May: It’s the month of award ceremonies, sports banquets, graduations, class parties, themed dress-up days, and end-of-school celebrations—not to mention Mother’s Day, Memorial Day weekend, and the transition from school to summer schedules. You may have seen the memes circulating throughout social media about the May-cember craziness. For anyone with children in their lives, May is arguably a month that is even busier than December.
The calendar holds plenty of fun. It is sweet to watch four-year-olds sing songs and wear mini caps and gowns at their preschool graduations. It is wonderful to watch your child receive a trophy after completing a sports season. It is a relief to be done with homework and tests and instead send in books and board games as the kids and teachers pass the time, just waiting for the last day of school.
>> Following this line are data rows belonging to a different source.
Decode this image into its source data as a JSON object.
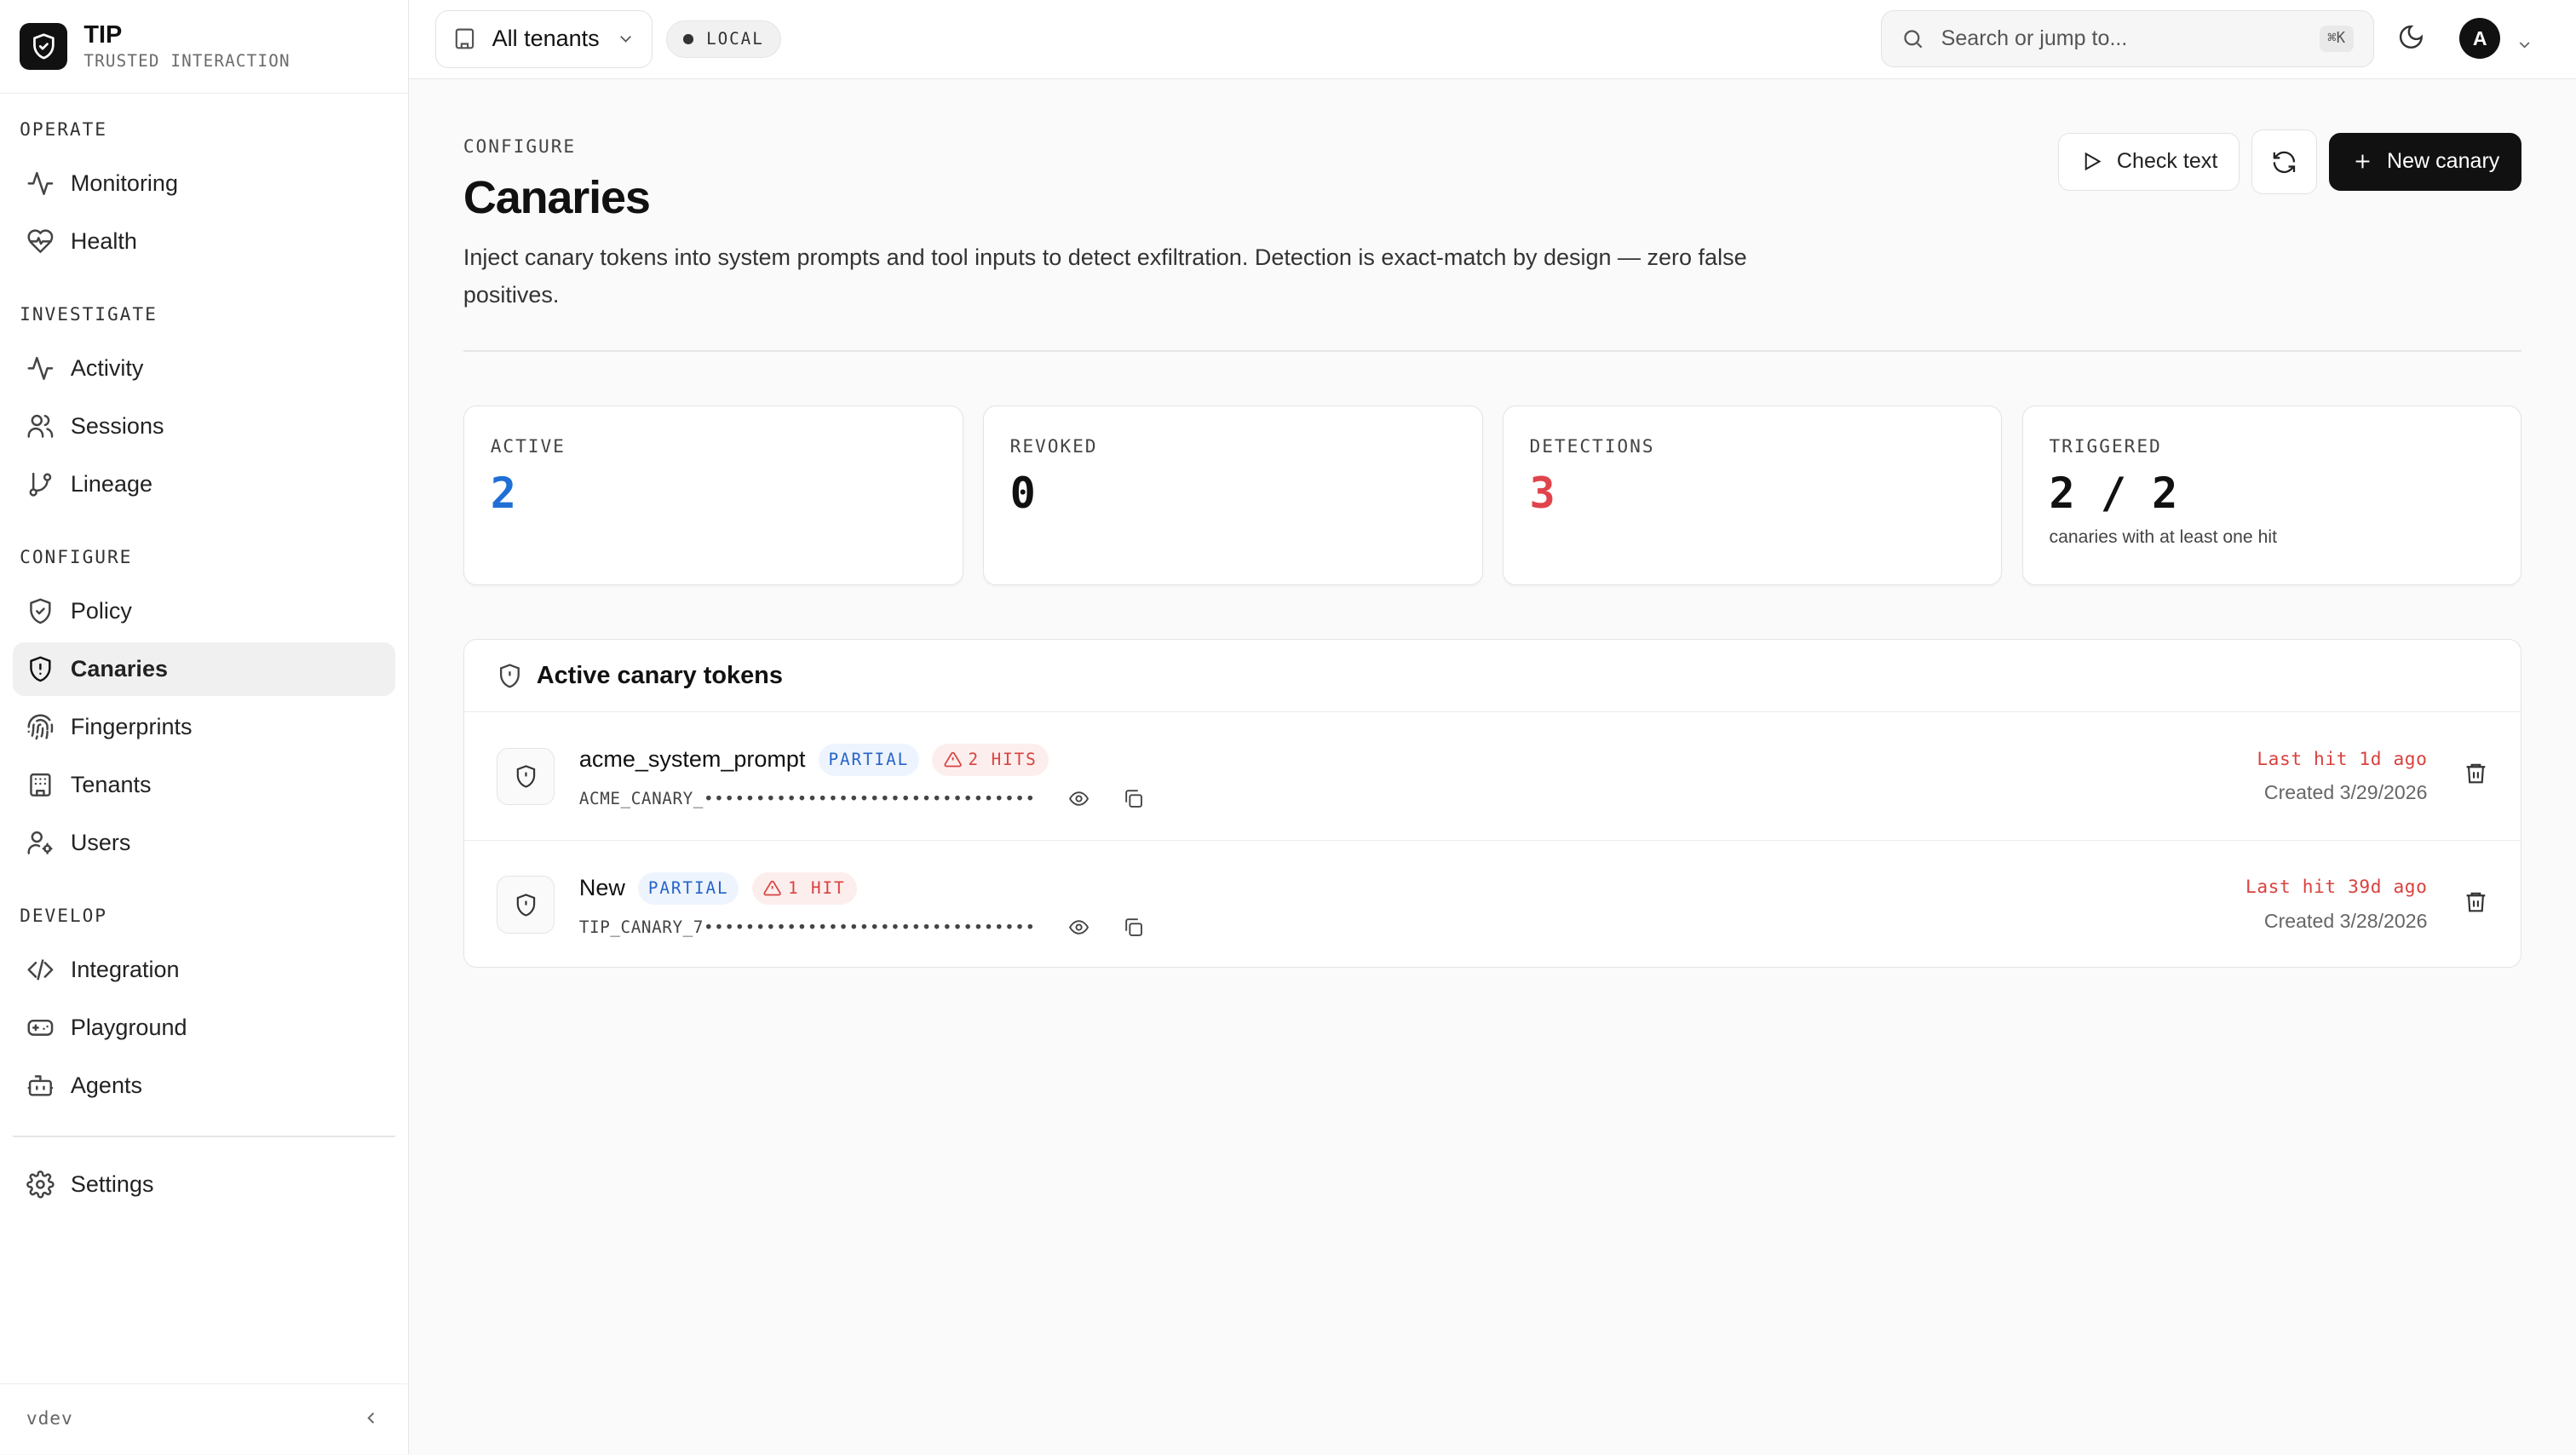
{
  "brand": {
    "name": "TIP",
    "subtitle": "TRUSTED INTERACTION"
  },
  "sidebar": {
    "sections": [
      {
        "heading": "OPERATE",
        "items": [
          {
            "label": "Monitoring",
            "icon": "activity-icon"
          },
          {
            "label": "Health",
            "icon": "heart-pulse-icon"
          }
        ]
      },
      {
        "heading": "INVESTIGATE",
        "items": [
          {
            "label": "Activity",
            "icon": "activity-icon"
          },
          {
            "label": "Sessions",
            "icon": "users-icon"
          },
          {
            "label": "Lineage",
            "icon": "git-branch-icon"
          }
        ]
      },
      {
        "heading": "CONFIGURE",
        "items": [
          {
            "label": "Policy",
            "icon": "shield-check-icon"
          },
          {
            "label": "Canaries",
            "icon": "shield-alert-icon",
            "active": true
          },
          {
            "label": "Fingerprints",
            "icon": "fingerprint-icon"
          },
          {
            "label": "Tenants",
            "icon": "building-icon"
          },
          {
            "label": "Users",
            "icon": "user-cog-icon"
          }
        ]
      },
      {
        "heading": "DEVELOP",
        "items": [
          {
            "label": "Integration",
            "icon": "code-icon"
          },
          {
            "label": "Playground",
            "icon": "gamepad-icon"
          },
          {
            "label": "Agents",
            "icon": "bot-icon"
          }
        ]
      }
    ],
    "settings_label": "Settings",
    "version": "vdev"
  },
  "topbar": {
    "tenant_label": "All tenants",
    "env_label": "LOCAL",
    "search_placeholder": "Search or jump to...",
    "search_shortcut": "⌘K",
    "avatar_initial": "A"
  },
  "page": {
    "eyebrow": "CONFIGURE",
    "title": "Canaries",
    "description": "Inject canary tokens into system prompts and tool inputs to detect exfiltration. Detection is exact-match by design — zero false positives.",
    "check_text_label": "Check text",
    "new_canary_label": "New canary"
  },
  "stats": {
    "active": {
      "label": "ACTIVE",
      "value": "2",
      "color": "#1f6fd6"
    },
    "revoked": {
      "label": "REVOKED",
      "value": "0",
      "color": "#111111"
    },
    "detections": {
      "label": "DETECTIONS",
      "value": "3",
      "color": "#e0434b"
    },
    "triggered": {
      "label": "TRIGGERED",
      "value": "2 / 2",
      "sub": "canaries with at least one hit"
    }
  },
  "tokens": {
    "title": "Active canary tokens",
    "rows": [
      {
        "name": "acme_system_prompt",
        "match": "PARTIAL",
        "hits": "2 HITS",
        "token": "ACME_CANARY_••••••••••••••••••••••••••••••••",
        "last_hit": "Last hit 1d ago",
        "created": "Created 3/29/2026"
      },
      {
        "name": "New",
        "match": "PARTIAL",
        "hits": "1 HIT",
        "token": "TIP_CANARY_7••••••••••••••••••••••••••••••••",
        "last_hit": "Last hit 39d ago",
        "created": "Created 3/28/2026"
      }
    ]
  }
}
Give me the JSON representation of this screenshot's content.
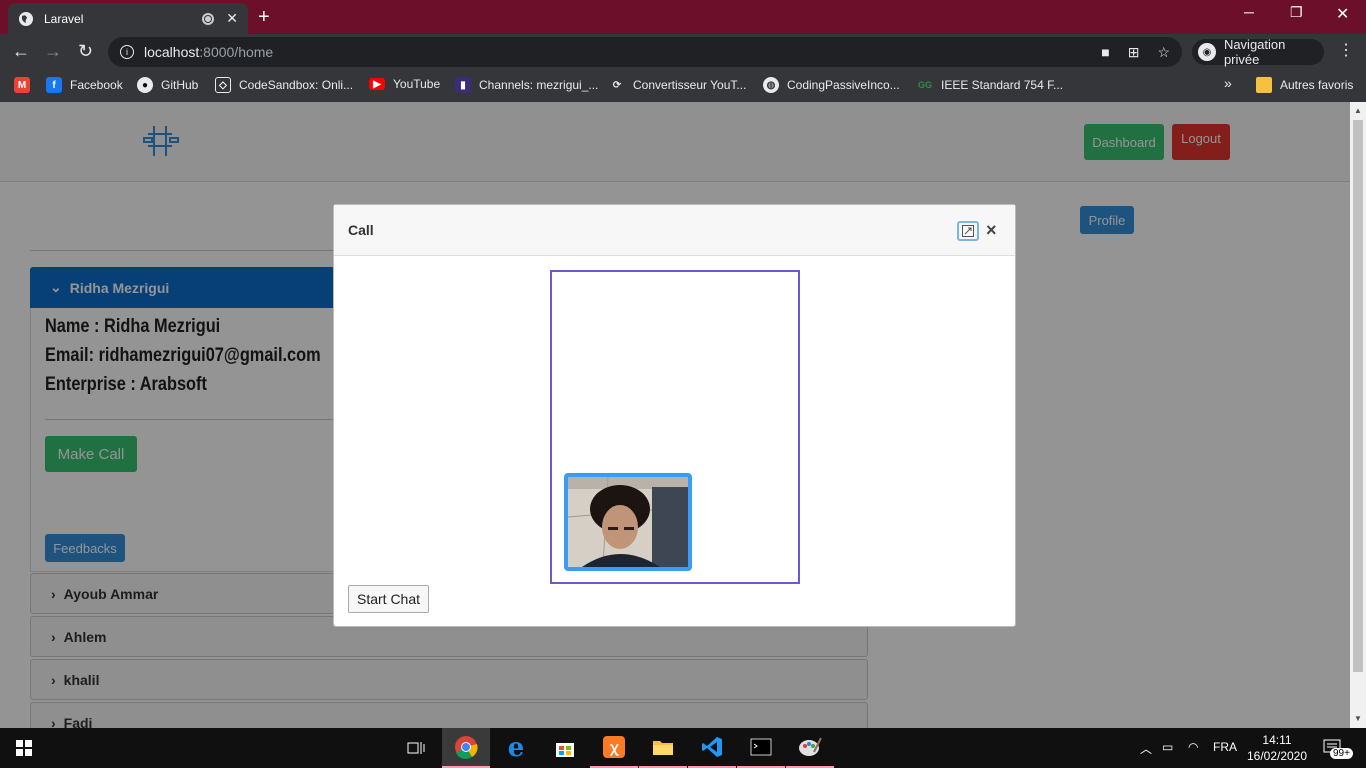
{
  "browser": {
    "tab_title": "Laravel",
    "url_host": "localhost",
    "url_rest": ":8000/home",
    "incognito_label": "Navigation privée",
    "bookmarks": [
      {
        "label": "",
        "icon": "gmail-icon"
      },
      {
        "label": "Facebook",
        "icon": "facebook-icon"
      },
      {
        "label": "GitHub",
        "icon": "github-icon"
      },
      {
        "label": "CodeSandbox: Onli...",
        "icon": "codesandbox-icon"
      },
      {
        "label": "YouTube",
        "icon": "youtube-icon"
      },
      {
        "label": "Channels: mezrigui_...",
        "icon": "channels-icon"
      },
      {
        "label": "Convertisseur YouT...",
        "icon": "converter-icon"
      },
      {
        "label": "CodingPassiveInco...",
        "icon": "globe-icon"
      },
      {
        "label": "IEEE Standard 754 F...",
        "icon": "gg-icon"
      }
    ],
    "other_bookmarks": "Autres favoris",
    "more_bookmarks": "»"
  },
  "navbar": {
    "dashboard_label": "Dashboard",
    "logout_label": "Logout",
    "profile_label": "Profile"
  },
  "contacts": {
    "open": {
      "name": "Ridha Mezrigui",
      "name_line": "Name : Ridha Mezrigui",
      "email_line": "Email: ridhamezrigui07@gmail.com",
      "enterprise_line": "Enterprise : Arabsoft",
      "call_label": "Make Call",
      "feedback_label": "Feedbacks"
    },
    "others": [
      "Ayoub Ammar",
      "Ahlem",
      "khalil",
      "Fadi"
    ]
  },
  "modal": {
    "title": "Call",
    "close": "×",
    "start_chat_label": "Start Chat"
  },
  "taskbar": {
    "language": "FRA",
    "time": "14:11",
    "date": "16/02/2020",
    "notifications": "99+"
  },
  "colors": {
    "titlebar": "#6b0f2b",
    "primary": "#0d6ecd",
    "success": "#38c172",
    "danger": "#e3342f",
    "info": "#3490dc"
  }
}
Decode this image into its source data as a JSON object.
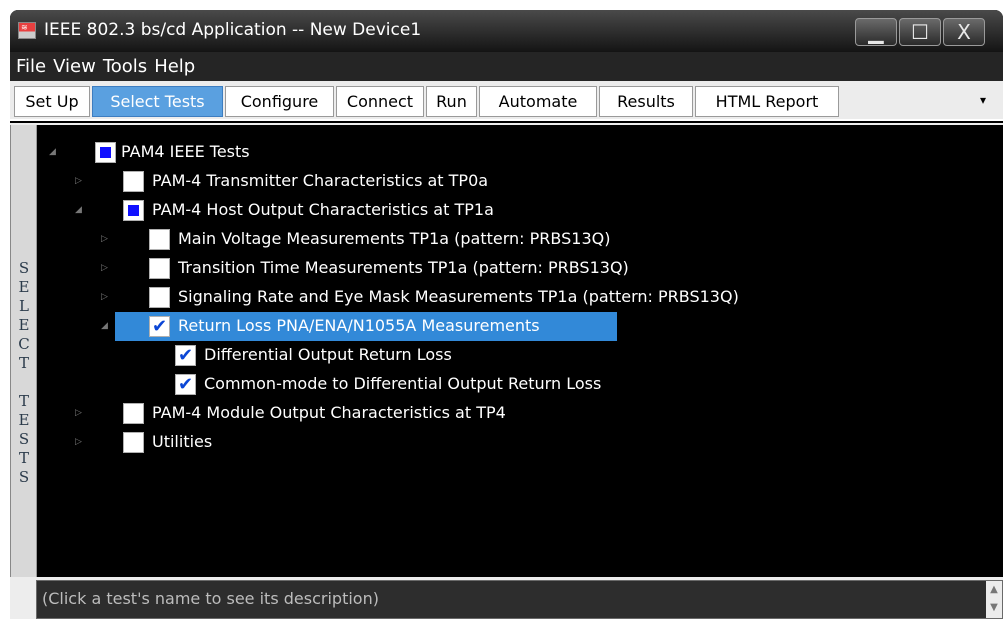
{
  "window": {
    "title": "IEEE 802.3 bs/cd Application -- New Device1",
    "minimize_glyph": "▁",
    "maximize_glyph": "☐",
    "close_glyph": "X"
  },
  "menu": [
    "File",
    "View",
    "Tools",
    "Help"
  ],
  "tabs": [
    {
      "label": "Set Up",
      "active": false
    },
    {
      "label": "Select Tests",
      "active": true
    },
    {
      "label": "Configure",
      "active": false
    },
    {
      "label": "Connect",
      "active": false
    },
    {
      "label": "Run",
      "active": false
    },
    {
      "label": "Automate",
      "active": false
    },
    {
      "label": "Results",
      "active": false
    },
    {
      "label": "HTML Report",
      "active": false
    }
  ],
  "tab_overflow_glyph": "▾",
  "side_label": "SELECT TESTS",
  "tree": [
    {
      "label": "PAM4 IEEE Tests",
      "state": "partial",
      "expander": "◢"
    },
    {
      "label": "PAM-4 Transmitter Characteristics at TP0a",
      "state": "unchecked",
      "expander": "▷"
    },
    {
      "label": "PAM-4 Host Output Characteristics at TP1a",
      "state": "partial",
      "expander": "◢"
    },
    {
      "label": "Main Voltage Measurements TP1a (pattern: PRBS13Q)",
      "state": "unchecked",
      "expander": "▷"
    },
    {
      "label": "Transition Time Measurements TP1a (pattern: PRBS13Q)",
      "state": "unchecked",
      "expander": "▷"
    },
    {
      "label": "Signaling Rate and Eye Mask Measurements TP1a (pattern: PRBS13Q)",
      "state": "unchecked",
      "expander": "▷"
    },
    {
      "label": "Return Loss PNA/ENA/N1055A Measurements",
      "state": "checked",
      "expander": "◢",
      "selected": true
    },
    {
      "label": "Differential Output Return Loss",
      "state": "checked",
      "expander": ""
    },
    {
      "label": "Common-mode to Differential Output Return Loss",
      "state": "checked",
      "expander": ""
    },
    {
      "label": "PAM-4 Module Output Characteristics at TP4",
      "state": "unchecked",
      "expander": "▷"
    },
    {
      "label": "Utilities",
      "state": "unchecked",
      "expander": "▷"
    }
  ],
  "check_glyph": "✔",
  "description": "(Click a test's name to see its description)",
  "scroll_up_glyph": "▲",
  "scroll_down_glyph": "▼"
}
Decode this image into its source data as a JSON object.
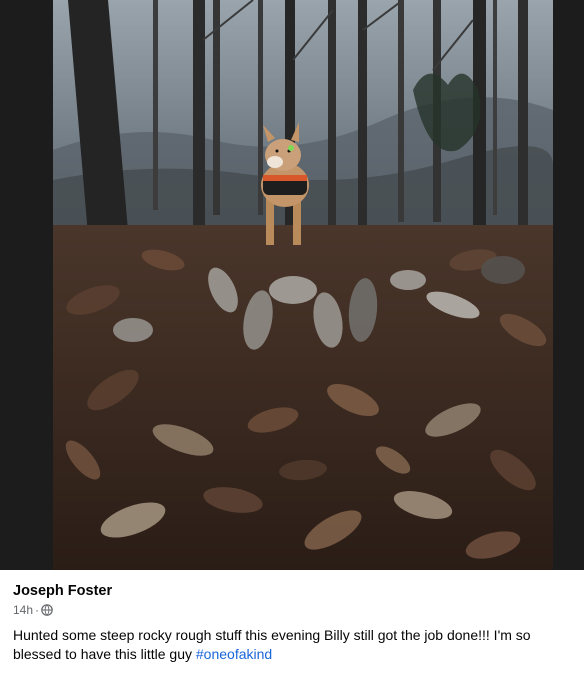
{
  "post": {
    "author": "Joseph Foster",
    "timestamp": "14h",
    "separator": "·",
    "privacy_icon": "globe-icon",
    "caption_text": "Hunted some steep rocky rough stuff this evening Billy still got the job done!!! I'm so blessed to have this little guy ",
    "hashtag": "#oneofakind"
  },
  "photo": {
    "icons": [
      "tree-icon",
      "dog-icon",
      "leaf-icon"
    ]
  },
  "colors": {
    "hashtag_blue": "#1a66d9",
    "secondary_text": "#65676b",
    "primary_text": "#050505"
  }
}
But the difference with the jam-packed May schedule is that the rest of the world keeps trucking right along, unlike that stretch of time between Thanksgiving and New Year’s Day, when it feels like everything slows down and everyone has the mutual understanding any new big projects or initiatives will simply have to wait until the beginning of the next year. In May, there are no work disruptions (except for Memorial Day). People are not in summer mode yet.
Getting through the month of May is a bit like sprinting a marathon. We operate at full capacity and keep on going…and going…and going. We just need to make it to June, and life will resume at a normal(ish) pace again (of course, we still must contend with the summer childcare scramble and general routine-less malaise).
We could make May easier. We do not have to mark every single school transition with a graduation. We do not have to have an award for every child every year. We do not need to have a theme day for the entire last week of school. We do not need post-season tournaments for all the spring sports.
Yet we keep all of these extras (and invent more) because they can be so tender. They make the kids and parents and grandparents smile and feel special. They make for great pictures and social media posts. Milestones matter. We should mark and celebrate them. Our society may have just gone a little overboard.
Other than triple-checking the calendar and ensuring that my planner is extra organized, I cannot tame the May mayhem. I have learned, however, to schedule a vacation at the end of May every year (highly recommend). The old adage is true: blink and it’s over.